6. Causes of Acquired Drug Resistance
Based on established guidelines (Treatment of Drug-Susceptible Tuberculosis, p. 38):
- Large bacillary burden (pulmonary cavities) — pre-existing resistant mutants
- Inadequate drug regimen — wrong drugs, wrong doses
- Poor adherence — patient and/or provider failure
- Malabsorption of one or more anti-TB drugs
- Sequential addition of single drugs to a failing regimen (amplifier effect)
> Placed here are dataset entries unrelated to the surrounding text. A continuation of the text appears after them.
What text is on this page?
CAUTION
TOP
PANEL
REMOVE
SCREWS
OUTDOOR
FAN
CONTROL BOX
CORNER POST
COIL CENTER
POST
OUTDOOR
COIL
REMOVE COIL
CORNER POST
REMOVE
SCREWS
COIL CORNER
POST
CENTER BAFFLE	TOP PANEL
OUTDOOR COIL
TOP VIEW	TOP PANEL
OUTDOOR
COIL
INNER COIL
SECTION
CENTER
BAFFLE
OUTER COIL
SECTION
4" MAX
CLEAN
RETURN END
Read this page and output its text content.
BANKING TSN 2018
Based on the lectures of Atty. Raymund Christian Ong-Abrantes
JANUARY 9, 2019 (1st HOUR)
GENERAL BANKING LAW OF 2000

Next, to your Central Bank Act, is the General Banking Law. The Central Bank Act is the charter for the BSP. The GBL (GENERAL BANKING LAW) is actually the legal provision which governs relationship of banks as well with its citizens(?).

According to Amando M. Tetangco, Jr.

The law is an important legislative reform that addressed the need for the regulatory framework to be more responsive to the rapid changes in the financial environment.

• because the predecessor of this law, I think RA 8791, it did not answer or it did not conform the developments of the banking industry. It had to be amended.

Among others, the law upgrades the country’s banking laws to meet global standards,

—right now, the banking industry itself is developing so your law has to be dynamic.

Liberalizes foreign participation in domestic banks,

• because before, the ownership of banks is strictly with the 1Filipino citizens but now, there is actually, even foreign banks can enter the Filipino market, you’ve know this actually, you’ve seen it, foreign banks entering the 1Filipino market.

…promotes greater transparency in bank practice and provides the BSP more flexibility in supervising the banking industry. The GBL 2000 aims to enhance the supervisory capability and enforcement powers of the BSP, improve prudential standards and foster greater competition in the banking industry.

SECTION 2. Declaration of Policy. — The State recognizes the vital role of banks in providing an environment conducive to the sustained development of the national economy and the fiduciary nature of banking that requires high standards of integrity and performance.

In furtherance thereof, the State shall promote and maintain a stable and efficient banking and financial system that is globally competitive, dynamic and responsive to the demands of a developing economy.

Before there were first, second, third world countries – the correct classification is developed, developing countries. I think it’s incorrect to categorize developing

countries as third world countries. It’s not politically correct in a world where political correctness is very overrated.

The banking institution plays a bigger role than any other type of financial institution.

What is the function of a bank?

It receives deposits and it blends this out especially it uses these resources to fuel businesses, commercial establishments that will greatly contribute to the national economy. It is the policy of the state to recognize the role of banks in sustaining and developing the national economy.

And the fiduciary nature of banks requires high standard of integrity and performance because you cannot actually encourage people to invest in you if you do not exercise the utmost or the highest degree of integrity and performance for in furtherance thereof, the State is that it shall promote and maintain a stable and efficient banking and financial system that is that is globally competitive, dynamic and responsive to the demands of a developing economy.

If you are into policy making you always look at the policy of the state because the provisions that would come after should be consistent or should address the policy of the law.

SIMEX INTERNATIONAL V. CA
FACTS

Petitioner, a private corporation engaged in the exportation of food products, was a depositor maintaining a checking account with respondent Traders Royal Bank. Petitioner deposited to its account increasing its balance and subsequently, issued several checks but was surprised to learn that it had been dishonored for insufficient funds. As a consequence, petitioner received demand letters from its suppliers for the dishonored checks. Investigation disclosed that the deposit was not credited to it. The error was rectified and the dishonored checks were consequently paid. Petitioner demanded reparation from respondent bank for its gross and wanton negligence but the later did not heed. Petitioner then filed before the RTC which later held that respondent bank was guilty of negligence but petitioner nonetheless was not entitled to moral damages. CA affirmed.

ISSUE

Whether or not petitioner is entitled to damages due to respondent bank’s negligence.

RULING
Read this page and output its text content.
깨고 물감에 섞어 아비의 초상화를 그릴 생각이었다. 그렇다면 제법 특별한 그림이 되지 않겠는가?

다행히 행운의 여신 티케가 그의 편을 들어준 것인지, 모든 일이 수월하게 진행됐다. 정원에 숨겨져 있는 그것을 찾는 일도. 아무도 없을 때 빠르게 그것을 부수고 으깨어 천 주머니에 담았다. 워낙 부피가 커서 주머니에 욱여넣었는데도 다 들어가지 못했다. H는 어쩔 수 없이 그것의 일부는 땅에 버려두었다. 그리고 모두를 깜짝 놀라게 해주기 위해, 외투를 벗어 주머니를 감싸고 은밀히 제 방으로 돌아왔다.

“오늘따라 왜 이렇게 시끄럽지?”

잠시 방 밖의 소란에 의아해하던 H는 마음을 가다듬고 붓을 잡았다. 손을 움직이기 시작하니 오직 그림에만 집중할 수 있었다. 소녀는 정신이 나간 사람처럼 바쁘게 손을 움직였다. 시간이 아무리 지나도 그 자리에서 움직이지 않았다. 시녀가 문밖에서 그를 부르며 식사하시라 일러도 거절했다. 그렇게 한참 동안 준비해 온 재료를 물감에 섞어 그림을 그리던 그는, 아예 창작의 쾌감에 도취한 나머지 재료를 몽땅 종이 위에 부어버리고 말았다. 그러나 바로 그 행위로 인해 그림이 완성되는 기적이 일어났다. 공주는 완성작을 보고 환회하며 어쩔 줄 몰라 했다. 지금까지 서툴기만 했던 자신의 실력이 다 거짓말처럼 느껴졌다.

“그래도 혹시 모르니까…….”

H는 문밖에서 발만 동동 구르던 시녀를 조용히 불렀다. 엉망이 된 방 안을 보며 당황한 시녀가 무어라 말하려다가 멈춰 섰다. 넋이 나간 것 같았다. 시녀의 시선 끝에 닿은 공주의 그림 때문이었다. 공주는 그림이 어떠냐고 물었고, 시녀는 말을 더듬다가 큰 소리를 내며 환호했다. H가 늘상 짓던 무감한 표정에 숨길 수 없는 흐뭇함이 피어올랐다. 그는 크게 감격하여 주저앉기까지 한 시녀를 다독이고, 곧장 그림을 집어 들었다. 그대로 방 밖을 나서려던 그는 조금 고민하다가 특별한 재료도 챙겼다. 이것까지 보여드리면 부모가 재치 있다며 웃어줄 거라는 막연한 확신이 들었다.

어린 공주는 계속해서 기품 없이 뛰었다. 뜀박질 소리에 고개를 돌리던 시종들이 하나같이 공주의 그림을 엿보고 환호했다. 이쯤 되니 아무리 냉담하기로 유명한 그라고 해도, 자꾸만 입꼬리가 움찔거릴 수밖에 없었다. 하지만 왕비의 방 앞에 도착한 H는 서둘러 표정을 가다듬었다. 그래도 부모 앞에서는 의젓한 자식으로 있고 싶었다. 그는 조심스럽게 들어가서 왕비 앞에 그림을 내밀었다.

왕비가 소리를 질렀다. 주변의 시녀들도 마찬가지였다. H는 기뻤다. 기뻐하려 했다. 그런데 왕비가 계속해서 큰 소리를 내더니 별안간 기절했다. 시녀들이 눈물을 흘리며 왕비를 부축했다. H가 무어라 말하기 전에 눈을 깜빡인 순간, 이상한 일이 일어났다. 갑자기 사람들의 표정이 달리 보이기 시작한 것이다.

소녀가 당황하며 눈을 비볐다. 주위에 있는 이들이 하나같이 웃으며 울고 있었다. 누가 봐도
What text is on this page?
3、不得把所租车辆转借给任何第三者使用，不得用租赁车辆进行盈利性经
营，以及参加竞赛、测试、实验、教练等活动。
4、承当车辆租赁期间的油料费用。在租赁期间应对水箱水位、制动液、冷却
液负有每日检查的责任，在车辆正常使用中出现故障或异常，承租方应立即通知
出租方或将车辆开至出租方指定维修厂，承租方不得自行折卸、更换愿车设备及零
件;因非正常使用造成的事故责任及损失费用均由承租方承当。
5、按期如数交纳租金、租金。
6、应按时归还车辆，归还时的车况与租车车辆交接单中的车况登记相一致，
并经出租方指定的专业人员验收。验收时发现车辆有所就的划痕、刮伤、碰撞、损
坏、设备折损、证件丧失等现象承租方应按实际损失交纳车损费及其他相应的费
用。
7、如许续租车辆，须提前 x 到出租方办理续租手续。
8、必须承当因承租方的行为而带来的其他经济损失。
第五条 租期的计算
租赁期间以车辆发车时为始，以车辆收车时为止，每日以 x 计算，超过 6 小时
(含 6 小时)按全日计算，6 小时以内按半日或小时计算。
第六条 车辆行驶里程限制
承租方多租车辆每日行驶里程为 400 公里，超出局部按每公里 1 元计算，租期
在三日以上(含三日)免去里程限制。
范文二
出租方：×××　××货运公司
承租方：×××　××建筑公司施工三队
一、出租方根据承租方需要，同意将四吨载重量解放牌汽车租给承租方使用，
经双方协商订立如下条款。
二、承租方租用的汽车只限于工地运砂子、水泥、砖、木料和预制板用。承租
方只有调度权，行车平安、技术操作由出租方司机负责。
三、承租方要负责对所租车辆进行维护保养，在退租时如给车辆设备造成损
7. Directly Observed Therapy (DOT)
- WHO-recommended strategy to ensure adherence.
- A healthcare worker observes each dose being swallowed.
- Reduces the risk of acquired resistance and treatment failure.
- The "DOTS strategy" (Directly Observed Treatment, Short-course) is the global standard.
8. Drug Resistance Patterns
| Type | Definition |
|---|
| MDR-TB | Resistant to at least INH + RIF |
| Pre-XDR-TB | MDR-TB + resistant to any fluoroquinolone |
| XDR-TB | MDR-TB + resistant to fluoroquinolone + bedaquiline or linezolid |
| Primary resistance | Resistance present before treatment begins (acquired from a resistant source case) |
| Acquired resistance | Resistance that develops during treatment (inadequate regimen) |
9. Special Situations
| Situation | Modification |
|---|
| HIV co-infection | Start ART within 2–8 weeks of TB treatment; use rifampicin-based regimen |
| Pregnancy | INH + RIF + EMB for 9 months if PZA excluded; PZA recommended by WHO in high-burden settings |
| Hepatic disease | Avoid PZA and RIF if severe; substitute with streptomycin/EMB |
| Renal impairment | Adjust EMB and streptomycin doses; INH and RIF are safe |
| CNS TB / Bone TB | Extend treatment to 9–12 months |
10. Principles Summary (Mnemonic: DOTS-C)
- D — Duration must be adequate (minimum 6 months)
- O — Observed therapy (DOT) to ensure adherence
- T — Two or more effective drugs always (never monotherapy)
- S — Sterilizing drugs (RIF, PZA) must be included
- C — Combination from the start (never add single drugs to failing regimens)
These principles form the backbone of effective TB control and are why, when properly applied, drug-susceptible TB is curable in >95% of cases.